The Lindsays are especially grateful for the generous contributions from the Sons of Am Vets Post 26, GTE Federal Credit Union, LifePath Hospice and several area churches. They are also appreciative of the overflow storage space provided by Cesar Ruiz, owner of the adjacent Prestige Auto Collision Center.
Carrollwood Women’s Club members Kim Redd and Jackie Miller, who along with their fellow club mates have adopted Liberty Manor as one of the group’s charities, were also instrumental in the store’s set up, Connie Lindsay noted. Redd and her husband, Rick, even scouted out numerous dry cleaning facilities in search of clothes hangers.
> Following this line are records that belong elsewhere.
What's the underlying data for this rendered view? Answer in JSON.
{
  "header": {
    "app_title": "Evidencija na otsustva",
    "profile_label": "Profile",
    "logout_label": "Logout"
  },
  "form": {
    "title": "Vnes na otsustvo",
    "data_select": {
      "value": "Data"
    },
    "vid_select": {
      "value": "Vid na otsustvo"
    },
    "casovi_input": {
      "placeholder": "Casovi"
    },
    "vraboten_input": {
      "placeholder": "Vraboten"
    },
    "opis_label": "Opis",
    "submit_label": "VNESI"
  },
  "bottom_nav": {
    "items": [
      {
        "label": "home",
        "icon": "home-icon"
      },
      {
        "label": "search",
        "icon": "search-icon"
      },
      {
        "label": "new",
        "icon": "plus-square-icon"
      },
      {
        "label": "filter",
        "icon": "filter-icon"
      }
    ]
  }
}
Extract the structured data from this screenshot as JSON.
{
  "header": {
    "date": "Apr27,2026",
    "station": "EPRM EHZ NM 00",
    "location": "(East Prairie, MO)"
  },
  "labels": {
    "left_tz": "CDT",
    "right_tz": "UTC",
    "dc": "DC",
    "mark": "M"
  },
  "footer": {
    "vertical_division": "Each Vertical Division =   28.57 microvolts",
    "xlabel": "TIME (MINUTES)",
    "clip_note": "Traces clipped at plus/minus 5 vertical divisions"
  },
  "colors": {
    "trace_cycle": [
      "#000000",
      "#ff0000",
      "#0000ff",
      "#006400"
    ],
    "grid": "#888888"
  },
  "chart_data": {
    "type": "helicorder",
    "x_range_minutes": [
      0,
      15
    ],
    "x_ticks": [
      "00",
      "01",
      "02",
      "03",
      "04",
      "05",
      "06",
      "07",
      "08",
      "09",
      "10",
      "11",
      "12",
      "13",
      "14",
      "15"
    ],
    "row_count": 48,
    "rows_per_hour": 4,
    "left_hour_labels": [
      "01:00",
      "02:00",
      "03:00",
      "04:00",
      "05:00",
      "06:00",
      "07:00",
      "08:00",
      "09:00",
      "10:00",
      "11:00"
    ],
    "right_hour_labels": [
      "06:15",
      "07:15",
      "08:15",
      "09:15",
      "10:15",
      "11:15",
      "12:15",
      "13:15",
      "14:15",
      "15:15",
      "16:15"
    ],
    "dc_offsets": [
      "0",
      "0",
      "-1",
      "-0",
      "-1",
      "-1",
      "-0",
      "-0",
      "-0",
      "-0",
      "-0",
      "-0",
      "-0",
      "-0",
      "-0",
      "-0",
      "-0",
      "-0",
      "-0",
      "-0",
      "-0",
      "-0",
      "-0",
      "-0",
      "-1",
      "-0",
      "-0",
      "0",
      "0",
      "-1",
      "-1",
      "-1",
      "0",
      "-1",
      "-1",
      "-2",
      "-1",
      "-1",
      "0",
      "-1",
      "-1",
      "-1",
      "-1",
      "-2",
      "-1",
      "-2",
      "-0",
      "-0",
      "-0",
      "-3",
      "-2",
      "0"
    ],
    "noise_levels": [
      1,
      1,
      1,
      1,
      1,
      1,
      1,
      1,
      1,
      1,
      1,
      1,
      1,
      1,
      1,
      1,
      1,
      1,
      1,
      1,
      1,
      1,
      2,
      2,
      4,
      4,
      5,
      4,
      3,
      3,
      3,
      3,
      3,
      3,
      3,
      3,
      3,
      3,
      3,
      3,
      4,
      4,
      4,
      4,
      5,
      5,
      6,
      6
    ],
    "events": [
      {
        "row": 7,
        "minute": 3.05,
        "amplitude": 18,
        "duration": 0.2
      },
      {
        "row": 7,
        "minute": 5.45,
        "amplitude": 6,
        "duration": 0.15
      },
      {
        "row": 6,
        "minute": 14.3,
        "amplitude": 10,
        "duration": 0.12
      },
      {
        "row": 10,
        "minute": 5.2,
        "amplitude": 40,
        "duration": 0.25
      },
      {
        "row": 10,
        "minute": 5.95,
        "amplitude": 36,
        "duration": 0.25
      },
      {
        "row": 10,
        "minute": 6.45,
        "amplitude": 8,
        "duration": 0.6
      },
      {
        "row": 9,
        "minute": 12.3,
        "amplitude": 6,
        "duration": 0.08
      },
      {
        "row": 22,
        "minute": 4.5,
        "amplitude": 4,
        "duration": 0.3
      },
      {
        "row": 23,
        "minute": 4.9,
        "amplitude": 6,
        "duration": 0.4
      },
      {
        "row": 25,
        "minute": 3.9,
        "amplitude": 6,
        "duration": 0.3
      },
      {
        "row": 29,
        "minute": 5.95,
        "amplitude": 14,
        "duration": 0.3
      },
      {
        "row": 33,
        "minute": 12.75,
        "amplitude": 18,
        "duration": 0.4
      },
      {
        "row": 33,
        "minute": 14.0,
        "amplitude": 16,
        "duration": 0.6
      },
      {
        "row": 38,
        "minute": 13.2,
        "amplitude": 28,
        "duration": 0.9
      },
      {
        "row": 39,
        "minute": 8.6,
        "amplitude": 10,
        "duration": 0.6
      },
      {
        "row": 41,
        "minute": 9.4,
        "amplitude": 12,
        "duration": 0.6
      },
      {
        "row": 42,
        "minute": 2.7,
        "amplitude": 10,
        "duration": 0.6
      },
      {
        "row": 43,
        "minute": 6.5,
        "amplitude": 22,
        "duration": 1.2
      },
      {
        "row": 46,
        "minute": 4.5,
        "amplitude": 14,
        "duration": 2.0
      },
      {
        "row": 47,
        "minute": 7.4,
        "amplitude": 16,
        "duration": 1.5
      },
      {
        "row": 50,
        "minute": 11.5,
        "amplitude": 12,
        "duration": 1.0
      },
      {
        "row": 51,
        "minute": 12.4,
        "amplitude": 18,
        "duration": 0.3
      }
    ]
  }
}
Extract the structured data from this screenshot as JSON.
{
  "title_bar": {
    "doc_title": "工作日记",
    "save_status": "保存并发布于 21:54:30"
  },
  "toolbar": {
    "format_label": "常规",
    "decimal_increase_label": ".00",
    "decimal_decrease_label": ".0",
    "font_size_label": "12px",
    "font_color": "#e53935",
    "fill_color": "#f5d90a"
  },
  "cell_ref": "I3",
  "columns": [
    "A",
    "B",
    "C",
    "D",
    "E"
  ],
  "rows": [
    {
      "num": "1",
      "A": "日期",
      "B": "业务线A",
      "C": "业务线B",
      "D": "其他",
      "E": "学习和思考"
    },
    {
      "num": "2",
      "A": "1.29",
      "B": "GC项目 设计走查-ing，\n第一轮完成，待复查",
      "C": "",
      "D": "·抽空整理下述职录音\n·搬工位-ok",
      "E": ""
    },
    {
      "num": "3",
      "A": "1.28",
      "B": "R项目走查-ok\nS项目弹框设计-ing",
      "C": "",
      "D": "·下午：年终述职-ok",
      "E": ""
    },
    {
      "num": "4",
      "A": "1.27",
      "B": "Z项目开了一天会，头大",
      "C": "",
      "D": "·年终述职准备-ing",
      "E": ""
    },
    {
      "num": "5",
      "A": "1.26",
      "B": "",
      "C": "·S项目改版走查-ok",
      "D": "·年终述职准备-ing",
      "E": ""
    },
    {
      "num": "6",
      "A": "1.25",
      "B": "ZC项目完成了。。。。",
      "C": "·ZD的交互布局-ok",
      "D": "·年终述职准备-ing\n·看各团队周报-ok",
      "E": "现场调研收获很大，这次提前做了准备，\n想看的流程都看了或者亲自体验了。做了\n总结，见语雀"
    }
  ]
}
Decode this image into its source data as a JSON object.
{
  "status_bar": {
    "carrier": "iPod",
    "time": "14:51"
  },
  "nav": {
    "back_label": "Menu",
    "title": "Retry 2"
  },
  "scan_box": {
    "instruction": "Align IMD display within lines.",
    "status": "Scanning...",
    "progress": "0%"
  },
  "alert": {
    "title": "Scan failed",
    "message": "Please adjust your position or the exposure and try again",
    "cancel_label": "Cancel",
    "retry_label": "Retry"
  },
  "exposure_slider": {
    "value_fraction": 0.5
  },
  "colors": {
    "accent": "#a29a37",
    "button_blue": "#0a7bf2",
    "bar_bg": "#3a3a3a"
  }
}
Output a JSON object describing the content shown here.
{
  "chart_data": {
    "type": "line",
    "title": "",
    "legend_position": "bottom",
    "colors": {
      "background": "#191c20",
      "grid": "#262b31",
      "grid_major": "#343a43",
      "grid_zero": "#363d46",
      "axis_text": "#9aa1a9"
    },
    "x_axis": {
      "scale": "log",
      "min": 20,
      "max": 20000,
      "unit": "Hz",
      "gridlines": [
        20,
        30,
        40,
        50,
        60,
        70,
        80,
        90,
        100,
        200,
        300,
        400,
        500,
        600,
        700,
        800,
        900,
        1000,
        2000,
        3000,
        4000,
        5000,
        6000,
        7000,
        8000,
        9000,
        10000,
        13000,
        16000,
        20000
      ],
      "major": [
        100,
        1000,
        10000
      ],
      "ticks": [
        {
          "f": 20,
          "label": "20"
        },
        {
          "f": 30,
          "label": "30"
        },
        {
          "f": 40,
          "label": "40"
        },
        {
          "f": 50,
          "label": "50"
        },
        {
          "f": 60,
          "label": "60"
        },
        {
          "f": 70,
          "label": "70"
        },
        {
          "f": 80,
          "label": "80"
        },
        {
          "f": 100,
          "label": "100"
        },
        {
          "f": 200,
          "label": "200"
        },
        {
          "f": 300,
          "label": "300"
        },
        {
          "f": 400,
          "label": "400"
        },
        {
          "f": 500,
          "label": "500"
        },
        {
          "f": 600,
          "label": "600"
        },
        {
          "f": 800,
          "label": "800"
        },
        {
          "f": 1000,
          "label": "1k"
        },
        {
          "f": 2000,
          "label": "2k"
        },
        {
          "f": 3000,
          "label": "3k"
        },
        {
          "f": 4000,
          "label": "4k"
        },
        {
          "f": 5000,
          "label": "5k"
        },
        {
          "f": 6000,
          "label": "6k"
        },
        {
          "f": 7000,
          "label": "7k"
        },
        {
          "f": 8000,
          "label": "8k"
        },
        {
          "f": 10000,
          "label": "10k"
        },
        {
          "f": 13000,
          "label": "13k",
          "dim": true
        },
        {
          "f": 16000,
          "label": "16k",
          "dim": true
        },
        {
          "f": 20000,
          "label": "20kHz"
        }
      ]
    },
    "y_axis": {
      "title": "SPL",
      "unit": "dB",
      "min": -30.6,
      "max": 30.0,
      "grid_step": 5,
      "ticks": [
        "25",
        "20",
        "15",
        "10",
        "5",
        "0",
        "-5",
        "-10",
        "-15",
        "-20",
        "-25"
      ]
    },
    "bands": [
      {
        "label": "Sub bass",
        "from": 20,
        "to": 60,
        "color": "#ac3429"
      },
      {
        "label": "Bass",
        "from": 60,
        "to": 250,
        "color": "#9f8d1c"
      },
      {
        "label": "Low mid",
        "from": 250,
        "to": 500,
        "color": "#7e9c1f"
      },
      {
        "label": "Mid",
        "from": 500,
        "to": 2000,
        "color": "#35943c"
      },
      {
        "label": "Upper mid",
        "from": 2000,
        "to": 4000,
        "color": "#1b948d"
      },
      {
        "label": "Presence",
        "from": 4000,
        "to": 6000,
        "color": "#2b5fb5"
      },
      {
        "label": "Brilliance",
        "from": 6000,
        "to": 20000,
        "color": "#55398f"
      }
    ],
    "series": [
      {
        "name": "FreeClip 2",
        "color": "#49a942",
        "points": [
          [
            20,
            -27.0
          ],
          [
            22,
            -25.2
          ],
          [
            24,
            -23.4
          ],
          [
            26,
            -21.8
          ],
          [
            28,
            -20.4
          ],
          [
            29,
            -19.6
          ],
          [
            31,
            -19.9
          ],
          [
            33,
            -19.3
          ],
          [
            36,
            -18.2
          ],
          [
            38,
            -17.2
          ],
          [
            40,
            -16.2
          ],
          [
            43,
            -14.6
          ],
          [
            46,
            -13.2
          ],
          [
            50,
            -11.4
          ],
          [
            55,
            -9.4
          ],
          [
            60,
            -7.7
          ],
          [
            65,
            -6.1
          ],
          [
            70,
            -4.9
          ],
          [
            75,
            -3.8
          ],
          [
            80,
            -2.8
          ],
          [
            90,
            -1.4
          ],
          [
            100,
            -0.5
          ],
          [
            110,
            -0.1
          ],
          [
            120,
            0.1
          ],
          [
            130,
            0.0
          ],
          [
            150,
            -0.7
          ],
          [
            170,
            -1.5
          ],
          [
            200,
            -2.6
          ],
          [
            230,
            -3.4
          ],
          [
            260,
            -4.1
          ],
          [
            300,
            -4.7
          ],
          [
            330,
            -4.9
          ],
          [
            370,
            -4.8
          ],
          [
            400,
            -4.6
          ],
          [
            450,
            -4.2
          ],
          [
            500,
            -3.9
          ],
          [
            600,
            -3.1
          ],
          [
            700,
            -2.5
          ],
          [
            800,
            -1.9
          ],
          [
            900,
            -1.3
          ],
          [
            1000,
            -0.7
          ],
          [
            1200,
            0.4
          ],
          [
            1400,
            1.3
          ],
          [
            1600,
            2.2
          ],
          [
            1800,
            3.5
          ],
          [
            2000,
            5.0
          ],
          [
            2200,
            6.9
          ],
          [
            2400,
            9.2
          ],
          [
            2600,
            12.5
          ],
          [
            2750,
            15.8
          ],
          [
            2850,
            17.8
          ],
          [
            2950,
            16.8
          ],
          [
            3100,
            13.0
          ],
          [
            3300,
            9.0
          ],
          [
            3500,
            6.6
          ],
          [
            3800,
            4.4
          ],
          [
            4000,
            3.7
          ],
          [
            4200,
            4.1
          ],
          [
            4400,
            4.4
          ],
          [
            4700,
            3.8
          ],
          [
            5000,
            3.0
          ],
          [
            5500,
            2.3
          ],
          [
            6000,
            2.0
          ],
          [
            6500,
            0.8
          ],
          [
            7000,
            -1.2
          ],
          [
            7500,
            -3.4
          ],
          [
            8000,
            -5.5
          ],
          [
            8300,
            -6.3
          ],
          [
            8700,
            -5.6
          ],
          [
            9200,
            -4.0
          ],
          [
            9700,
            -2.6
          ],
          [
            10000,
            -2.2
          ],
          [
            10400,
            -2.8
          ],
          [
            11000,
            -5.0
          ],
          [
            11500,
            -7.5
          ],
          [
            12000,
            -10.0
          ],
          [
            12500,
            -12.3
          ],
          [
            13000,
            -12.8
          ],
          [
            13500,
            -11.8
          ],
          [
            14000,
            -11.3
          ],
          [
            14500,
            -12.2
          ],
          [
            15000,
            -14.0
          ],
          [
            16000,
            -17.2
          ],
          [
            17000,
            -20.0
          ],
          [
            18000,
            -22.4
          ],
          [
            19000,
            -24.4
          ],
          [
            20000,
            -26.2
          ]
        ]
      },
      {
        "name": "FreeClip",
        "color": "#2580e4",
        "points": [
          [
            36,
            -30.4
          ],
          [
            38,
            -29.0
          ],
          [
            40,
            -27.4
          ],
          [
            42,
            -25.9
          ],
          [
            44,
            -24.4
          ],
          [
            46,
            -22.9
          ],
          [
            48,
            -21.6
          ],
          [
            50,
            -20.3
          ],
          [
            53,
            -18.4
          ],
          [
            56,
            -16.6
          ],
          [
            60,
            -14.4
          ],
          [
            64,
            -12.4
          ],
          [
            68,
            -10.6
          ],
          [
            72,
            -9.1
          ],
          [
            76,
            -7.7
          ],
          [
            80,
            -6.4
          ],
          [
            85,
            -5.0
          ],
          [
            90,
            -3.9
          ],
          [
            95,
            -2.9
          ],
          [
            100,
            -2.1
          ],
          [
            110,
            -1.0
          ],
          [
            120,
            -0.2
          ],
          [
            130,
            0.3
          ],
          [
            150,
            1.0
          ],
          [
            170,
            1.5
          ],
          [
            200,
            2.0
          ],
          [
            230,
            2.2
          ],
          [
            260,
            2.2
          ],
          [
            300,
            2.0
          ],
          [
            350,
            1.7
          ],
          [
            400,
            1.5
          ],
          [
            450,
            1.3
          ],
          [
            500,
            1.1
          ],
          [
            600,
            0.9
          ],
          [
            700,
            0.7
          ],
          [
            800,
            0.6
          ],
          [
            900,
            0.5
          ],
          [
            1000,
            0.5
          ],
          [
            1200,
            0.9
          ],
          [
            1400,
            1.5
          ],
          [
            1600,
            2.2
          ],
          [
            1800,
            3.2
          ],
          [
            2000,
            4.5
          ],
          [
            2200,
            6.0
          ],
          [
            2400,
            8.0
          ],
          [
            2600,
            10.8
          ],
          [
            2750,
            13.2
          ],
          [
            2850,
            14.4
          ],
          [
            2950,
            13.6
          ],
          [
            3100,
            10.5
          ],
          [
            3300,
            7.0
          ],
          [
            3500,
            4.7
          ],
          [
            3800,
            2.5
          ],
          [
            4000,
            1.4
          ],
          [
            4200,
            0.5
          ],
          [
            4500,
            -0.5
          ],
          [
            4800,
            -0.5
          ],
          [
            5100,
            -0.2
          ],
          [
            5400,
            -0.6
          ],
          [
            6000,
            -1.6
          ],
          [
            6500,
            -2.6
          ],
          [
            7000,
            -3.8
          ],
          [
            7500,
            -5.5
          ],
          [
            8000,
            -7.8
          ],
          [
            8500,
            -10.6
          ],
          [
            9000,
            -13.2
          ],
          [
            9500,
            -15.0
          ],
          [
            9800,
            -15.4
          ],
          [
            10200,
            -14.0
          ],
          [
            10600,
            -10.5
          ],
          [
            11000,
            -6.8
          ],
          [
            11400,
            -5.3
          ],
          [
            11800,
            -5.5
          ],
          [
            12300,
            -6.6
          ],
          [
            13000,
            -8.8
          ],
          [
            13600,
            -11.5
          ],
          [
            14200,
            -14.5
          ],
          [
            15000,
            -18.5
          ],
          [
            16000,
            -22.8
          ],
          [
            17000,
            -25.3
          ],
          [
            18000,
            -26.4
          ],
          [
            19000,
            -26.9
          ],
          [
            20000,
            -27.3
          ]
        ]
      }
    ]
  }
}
“The great thing about it is that both of us are passionate about this charity,” Kim Redd said. “And I’m in such awe of Connie, who fights hard for those veterans and is a tough business woman.”
Miller agreed, saying she, too, feels obliged to help the once-homeless men get back on their feet.
“Most of these guys were in the Vietnam War and they got a raw deal anyway,” Miller said.
David Lindsay has high hopes the new venture will prove its worth. In the few weeks the store has been operational, sales have covered the cost of the building’s first month’s rent.
Liberty Manor resident Gary Cloyd, who recently relocated from Washington, D.C., had experience in retail merchandising and made it his responsibility to aesthetically arrange donated items for display. He also posts some of them on Craigslist.
Veteran John Turner said he was given a “new beginning” when he came to Liberty Manor eight years ago. With Connie Lindsay’s assistance he now receives a monthly disability check and has since transitioned out of the home to make room for others in need.
But he stays closely connected with the Lindsays and his fellow veterans at the homes. He’s also made it his calling to help out wherever he’s needed at the new thrift store.
“When I was homeless they were there to give me a hand up and now I am able to give back,” he said.
David Lindsay sees the venture as a win-win for all involved, noting it adds a sense of purpose to the lives of Liberty Manor residents and aids men who’ve been stabilized and are ready to live on their own by granting them, free of charge, first dibs on furniture and other household items in the store.
Plus shoppers, he said, get some awesome deals. Just ask Charles Hawkins, 25, who just moved into an apartment nearby.
“The prices here can’t be beat and I appreciate that it helps the veterans,” said Hawkins, as Cloyd helped him load up his purchase of dishes, pots and pans and a TV stand for his kids.